29 Septembre 2017
September 29, 2017
Botched gauge settings might have contaminated Fukushima groundwater from April onward: Tepco
The discovery of falsely configured monitoring equipment at the stricken Fukushima No. 1 nuclear power plant means the groundwater flowing underneath it might have gotten contaminated from April onward, Tokyo Electric said Friday.
The utility said incorrect gauge settings were used to measure groundwater levels in six of the wells near reactors 1 and 4. This resulted in groundwater readings about 70 cm higher than reality, which means the beleaguered power utility has been mismanaging the groundwater there for months.
To prevent tainted water from leaking from the plant, Tokyo Electric Power Company Holdings Inc. installed water gauges so it could keep the groundwater levels in the wells a meter higher than the contaminated water in the buildings.
Tepco adjusts the amount of water in wells called subdrains around the buildings to keep the groundwater higher than the tainted water inside them, which prevents it from flowing out. If the groundwater levels sink below the level of the radioactive water, it might leak out.

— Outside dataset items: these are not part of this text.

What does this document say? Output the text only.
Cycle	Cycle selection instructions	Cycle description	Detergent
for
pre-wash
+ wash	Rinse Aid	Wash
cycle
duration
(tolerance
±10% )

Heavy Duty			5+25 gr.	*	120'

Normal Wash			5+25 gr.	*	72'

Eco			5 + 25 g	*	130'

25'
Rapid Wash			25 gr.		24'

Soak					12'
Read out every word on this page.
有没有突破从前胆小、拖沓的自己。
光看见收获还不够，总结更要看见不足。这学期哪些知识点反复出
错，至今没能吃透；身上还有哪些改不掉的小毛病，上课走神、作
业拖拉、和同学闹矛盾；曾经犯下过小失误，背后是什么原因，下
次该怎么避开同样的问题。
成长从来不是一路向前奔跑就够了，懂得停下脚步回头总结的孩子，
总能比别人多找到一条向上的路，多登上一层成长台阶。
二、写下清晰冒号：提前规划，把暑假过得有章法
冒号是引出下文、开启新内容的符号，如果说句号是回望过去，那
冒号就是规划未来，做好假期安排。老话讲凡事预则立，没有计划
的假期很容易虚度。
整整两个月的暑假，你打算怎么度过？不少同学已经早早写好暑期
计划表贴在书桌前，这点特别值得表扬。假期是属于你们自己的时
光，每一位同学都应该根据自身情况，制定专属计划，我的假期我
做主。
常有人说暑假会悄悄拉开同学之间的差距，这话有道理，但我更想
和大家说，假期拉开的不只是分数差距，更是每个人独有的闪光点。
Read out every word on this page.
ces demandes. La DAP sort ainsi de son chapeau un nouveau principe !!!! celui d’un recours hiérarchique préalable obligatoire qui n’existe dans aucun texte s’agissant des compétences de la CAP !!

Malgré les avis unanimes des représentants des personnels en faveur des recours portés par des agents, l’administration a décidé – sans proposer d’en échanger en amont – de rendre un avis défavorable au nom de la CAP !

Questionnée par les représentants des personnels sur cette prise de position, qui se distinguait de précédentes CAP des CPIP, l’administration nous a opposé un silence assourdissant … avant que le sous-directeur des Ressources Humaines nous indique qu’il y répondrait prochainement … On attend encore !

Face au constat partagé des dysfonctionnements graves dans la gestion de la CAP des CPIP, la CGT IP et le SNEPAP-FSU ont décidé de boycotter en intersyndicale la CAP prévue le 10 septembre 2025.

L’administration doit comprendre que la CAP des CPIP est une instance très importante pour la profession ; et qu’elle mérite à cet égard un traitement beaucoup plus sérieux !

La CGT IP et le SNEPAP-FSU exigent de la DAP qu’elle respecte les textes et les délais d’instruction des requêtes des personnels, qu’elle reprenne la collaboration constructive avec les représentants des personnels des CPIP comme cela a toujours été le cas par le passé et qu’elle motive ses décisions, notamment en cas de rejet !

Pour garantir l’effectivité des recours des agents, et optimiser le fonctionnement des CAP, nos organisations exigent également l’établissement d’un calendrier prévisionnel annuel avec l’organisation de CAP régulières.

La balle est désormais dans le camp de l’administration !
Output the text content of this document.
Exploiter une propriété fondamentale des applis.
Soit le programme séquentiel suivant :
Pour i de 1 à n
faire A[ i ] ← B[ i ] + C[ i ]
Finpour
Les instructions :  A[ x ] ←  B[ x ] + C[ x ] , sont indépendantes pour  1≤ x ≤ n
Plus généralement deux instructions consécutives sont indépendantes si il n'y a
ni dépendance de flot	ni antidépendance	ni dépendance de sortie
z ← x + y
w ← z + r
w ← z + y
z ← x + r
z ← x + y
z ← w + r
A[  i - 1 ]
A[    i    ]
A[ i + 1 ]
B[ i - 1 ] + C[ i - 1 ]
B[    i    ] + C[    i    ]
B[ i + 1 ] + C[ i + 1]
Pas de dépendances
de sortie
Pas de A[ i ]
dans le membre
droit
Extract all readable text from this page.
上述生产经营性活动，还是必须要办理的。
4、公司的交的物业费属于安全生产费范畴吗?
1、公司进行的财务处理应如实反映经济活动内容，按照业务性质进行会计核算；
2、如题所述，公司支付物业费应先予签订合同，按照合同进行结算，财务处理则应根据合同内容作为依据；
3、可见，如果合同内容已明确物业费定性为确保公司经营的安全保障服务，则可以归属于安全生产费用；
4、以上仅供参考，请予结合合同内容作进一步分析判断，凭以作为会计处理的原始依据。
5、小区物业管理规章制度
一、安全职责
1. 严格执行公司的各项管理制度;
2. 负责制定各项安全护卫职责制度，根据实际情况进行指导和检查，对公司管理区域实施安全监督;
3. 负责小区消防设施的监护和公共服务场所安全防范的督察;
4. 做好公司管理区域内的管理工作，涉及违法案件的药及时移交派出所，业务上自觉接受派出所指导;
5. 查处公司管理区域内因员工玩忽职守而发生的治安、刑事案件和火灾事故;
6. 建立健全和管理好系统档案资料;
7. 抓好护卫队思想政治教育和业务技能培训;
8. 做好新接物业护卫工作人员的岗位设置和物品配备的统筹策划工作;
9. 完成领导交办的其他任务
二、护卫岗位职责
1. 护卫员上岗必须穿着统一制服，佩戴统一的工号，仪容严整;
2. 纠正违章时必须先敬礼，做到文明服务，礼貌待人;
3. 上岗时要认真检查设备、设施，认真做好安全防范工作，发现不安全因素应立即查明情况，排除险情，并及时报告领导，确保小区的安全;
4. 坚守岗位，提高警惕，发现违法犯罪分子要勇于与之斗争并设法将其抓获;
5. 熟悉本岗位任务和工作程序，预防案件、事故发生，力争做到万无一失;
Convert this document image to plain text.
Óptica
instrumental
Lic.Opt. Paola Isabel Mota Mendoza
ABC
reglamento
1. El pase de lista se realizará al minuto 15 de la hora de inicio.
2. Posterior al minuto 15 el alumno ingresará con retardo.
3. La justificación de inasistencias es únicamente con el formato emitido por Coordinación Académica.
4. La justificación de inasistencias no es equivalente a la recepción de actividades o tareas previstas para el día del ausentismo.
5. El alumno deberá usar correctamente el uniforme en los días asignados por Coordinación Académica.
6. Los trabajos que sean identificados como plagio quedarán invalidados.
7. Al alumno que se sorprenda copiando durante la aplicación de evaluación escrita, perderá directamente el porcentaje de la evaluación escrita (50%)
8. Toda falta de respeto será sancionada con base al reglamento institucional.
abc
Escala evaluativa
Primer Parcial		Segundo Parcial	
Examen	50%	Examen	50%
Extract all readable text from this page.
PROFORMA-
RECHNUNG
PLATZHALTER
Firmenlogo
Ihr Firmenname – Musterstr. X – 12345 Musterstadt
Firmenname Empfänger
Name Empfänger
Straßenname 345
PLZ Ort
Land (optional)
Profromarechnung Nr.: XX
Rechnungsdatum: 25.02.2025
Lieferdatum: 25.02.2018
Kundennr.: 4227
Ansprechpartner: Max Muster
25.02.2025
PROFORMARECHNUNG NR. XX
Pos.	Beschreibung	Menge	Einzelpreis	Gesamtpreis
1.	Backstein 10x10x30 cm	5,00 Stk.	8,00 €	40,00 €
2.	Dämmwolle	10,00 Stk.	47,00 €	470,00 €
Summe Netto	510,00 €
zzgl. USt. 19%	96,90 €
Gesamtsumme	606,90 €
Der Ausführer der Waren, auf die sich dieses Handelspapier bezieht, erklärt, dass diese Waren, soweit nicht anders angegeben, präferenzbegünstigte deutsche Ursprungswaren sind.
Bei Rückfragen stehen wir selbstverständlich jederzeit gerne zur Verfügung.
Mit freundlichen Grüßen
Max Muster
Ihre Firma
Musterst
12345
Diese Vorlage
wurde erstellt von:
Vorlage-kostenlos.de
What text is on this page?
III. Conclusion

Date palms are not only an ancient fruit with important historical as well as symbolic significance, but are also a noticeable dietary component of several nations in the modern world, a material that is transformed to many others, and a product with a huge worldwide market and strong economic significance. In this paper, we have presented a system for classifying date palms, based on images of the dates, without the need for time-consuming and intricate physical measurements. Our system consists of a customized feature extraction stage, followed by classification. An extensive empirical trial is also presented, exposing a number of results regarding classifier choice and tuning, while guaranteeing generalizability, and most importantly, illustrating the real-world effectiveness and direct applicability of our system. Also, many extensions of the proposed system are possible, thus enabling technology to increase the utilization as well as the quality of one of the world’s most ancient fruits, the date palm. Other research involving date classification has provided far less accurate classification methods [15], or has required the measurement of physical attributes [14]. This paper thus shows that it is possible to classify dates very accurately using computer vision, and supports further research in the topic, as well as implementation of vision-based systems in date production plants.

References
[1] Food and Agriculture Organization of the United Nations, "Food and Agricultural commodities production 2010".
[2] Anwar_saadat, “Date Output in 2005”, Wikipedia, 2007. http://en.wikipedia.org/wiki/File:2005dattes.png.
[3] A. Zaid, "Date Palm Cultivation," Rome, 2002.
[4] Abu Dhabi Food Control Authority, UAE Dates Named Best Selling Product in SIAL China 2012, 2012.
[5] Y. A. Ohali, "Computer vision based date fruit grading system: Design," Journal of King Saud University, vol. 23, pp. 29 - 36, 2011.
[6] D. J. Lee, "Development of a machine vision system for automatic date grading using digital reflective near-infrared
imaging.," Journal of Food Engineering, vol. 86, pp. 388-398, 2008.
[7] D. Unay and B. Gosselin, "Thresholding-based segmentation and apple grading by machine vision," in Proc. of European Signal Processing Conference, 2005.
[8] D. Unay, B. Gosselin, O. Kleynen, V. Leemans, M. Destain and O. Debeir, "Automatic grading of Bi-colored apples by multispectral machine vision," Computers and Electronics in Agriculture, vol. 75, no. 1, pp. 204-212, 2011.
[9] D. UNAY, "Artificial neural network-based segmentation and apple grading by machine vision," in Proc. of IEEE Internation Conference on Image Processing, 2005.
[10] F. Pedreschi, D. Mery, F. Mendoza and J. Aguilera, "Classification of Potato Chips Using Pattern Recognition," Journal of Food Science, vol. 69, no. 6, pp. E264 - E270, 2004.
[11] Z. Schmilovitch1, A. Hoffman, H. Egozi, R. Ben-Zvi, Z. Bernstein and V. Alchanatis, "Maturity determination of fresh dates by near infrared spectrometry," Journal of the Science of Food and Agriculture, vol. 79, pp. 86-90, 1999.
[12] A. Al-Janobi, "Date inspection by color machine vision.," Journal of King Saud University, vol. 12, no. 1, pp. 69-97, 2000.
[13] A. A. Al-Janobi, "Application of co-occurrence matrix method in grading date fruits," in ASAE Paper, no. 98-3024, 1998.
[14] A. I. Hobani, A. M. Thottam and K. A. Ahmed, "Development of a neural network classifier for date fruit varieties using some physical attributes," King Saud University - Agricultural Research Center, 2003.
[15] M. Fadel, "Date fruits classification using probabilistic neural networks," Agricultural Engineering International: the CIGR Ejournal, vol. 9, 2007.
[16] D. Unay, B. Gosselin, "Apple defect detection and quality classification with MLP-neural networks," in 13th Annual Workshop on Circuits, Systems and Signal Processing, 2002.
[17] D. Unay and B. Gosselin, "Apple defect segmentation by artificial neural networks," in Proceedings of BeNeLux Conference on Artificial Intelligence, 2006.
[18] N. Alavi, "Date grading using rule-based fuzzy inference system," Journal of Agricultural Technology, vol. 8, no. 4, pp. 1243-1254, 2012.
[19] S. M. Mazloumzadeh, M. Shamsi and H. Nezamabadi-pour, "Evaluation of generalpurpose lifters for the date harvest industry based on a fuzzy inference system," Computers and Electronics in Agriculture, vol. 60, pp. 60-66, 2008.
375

On Friday, Tepco said the estimated groundwater level in one of the six subdrain wells close to reactor 1 fell below the level in the reactor building at least eight times during the five-day period to May 21 because the gauges were set incorrectly.
Groundwater levels were 2 mm to 19 mm lower than the level in the buildings, Tepco said, adding that it does not know precisely how long each of these problematic situations lasted because water level data is collected by the hour.
Tepco said groundwater levels in five other wells affected by the incorrect settings did not fall below the levels in the nearby reactor buildings.
All six are in the area surrounded by an underground ice wall designed to prevent groundwater leakage.
According to Tepco, the incorrect settings date as far back as April 19. The earliest error affected the gauge in a well where groundwater fell to hazardous levels.
In the world’s worst nuclear disaster since Chernobyl, reactors 1, 2 and 3 at the plant experienced core meltdowns and reactors 1, 3 and 4 were severely damaged by hydrogen explosions following a massive offshore earthquake that spawned large tsunami in March 2011.